Manipulated the sample, webmum? Sounds err FISHy. I have visions of the onco version of swapping urine samples for a drug test;)
The thing about these results, if I can resume beating the dead horse, is that the limited sampling, time to fixation and varying quality of interpretation is a bit unnerving. I 've heard everything from "1.8 is as negative as can be" to the statement at the top of this thread. The fact that Cal-Gal mentions varying status between tumors at time of surgery is a prime example. A mets patient is lucky to get 1 biopsy and they extrapolate from there. Hardly an adequate approach as we embrace "targeted" treatment decisions. Just like screening, we don't need less testing..just better testing.

Mcgle, are you talking about IHC because 2 is positive by FISH test? BTW, the only reason for the treatment signatures is to help put people's situation in context. I was uncomfortable with the idea until I realized how helpful it was to learn from and make useful comments. If I came across a treatment issue, I could remember "Ah..so and so had that, wonder what she thinks about it" With a profile name like mcgle(how to prnounce it?), your anonymity is assured. I actually found it very helpful to force things into a one page format. Most oncs don't have anything as concise as what patients here put together.

Cal-Gal
11-24-2009, 11:09 AM
Hi Rich--also noted that the FISH test has a variance range of .2 or 2 points--whatever that is? I know you will correct that---(don't want to dig out my pathology-)

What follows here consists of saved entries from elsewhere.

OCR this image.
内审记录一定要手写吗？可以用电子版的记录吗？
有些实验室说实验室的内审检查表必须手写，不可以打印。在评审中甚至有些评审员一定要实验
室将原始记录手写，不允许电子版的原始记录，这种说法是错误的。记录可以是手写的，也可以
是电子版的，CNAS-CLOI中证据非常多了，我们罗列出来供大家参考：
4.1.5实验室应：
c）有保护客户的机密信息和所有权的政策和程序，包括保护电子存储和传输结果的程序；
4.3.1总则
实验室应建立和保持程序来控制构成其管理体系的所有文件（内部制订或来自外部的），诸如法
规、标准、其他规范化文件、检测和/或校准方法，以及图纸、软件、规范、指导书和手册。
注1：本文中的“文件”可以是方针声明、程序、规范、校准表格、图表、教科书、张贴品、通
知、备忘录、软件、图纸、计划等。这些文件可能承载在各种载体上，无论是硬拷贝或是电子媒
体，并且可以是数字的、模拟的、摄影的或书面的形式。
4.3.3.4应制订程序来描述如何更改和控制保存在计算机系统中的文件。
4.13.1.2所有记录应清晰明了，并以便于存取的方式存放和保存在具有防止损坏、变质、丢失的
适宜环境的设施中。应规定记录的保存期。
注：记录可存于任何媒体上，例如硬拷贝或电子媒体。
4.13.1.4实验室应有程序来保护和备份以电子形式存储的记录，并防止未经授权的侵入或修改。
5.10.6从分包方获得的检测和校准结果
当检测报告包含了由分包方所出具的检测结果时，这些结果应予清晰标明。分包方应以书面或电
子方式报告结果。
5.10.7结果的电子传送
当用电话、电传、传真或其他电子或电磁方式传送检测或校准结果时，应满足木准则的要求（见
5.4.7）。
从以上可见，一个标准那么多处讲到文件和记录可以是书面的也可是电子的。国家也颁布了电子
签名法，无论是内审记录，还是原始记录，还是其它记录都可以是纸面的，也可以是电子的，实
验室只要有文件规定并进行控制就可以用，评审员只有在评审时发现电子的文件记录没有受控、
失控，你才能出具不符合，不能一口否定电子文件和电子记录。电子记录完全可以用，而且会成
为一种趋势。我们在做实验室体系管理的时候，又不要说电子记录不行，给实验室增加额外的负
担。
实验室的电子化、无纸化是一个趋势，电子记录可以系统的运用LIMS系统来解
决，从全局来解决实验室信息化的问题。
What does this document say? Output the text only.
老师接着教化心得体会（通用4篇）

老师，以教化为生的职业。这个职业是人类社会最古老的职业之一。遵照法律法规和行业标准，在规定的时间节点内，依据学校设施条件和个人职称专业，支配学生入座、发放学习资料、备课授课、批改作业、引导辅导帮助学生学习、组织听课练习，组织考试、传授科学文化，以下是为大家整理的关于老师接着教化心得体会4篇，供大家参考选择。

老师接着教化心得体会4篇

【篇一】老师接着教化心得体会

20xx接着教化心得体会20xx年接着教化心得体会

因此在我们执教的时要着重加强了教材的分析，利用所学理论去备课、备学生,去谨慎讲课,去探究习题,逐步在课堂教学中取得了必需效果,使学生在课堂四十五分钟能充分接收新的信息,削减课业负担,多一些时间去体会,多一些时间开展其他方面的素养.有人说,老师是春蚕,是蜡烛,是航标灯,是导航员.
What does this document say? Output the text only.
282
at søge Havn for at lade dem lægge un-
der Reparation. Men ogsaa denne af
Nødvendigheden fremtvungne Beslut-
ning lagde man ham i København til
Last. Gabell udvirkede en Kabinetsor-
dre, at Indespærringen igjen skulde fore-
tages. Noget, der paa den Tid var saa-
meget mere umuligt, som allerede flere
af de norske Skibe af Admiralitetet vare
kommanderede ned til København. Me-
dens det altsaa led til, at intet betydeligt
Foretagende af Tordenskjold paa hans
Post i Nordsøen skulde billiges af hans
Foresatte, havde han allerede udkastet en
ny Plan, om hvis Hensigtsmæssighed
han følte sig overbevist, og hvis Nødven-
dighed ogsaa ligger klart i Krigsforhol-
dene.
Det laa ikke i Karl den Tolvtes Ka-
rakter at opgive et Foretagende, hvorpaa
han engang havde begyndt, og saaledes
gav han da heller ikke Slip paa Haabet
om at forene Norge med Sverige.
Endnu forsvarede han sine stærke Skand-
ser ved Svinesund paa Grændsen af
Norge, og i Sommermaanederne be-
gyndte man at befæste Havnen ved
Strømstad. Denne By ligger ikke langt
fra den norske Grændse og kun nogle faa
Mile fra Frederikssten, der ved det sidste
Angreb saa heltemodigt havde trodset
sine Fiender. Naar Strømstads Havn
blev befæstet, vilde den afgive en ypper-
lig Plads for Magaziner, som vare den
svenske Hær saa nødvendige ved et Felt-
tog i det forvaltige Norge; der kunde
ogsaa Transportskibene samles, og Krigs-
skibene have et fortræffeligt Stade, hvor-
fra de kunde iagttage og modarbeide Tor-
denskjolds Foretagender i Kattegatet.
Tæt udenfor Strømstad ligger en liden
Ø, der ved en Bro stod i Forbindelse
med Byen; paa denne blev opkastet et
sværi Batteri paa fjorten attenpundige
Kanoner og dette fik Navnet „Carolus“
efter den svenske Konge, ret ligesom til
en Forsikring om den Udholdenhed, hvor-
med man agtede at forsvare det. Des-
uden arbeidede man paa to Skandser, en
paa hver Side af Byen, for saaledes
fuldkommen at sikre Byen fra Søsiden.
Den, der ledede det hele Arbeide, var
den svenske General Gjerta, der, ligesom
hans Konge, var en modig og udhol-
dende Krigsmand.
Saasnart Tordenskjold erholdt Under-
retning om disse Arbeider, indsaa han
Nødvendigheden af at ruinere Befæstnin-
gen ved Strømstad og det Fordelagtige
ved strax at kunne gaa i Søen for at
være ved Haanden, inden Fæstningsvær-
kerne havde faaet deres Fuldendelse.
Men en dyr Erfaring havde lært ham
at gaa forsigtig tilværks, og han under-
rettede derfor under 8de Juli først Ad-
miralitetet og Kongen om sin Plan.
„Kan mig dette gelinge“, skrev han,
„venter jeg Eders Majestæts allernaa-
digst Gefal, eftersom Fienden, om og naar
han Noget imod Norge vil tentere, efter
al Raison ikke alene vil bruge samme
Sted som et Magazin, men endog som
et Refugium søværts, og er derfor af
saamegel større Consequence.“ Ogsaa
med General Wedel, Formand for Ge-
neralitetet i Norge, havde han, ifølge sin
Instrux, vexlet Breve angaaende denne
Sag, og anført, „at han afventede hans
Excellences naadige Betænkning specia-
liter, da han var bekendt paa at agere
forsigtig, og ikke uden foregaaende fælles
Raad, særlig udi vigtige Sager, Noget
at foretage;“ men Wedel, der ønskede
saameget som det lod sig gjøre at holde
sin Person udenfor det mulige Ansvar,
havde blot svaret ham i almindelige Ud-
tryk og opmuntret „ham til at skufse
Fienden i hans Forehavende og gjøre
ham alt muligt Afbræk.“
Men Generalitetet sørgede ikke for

so that variance factor could make a difference to someone like me who has all 4 tumors overexpressing HER2-but 2 'officially' negative and 2 'officially' equivocal--the 2 that are equivocal would be positive if you added in the variance--

why can't this be simpler?

mcgle
11-24-2009, 11:32 AM
Rich

My rather unusual case (good prognostic indicators in spite of the HER2 element) was referred to a professor of oncology here in the UK.

My IHC test came back at 2+ which is why they went ahead with the FISH test. There are obviously differing opinions here because said prof stated 2 was definitely negative and 3 was definitely positive, which is why I am borderline positive.

Hope this explains things.

BTW, Mcgle is an acronym of family members' names.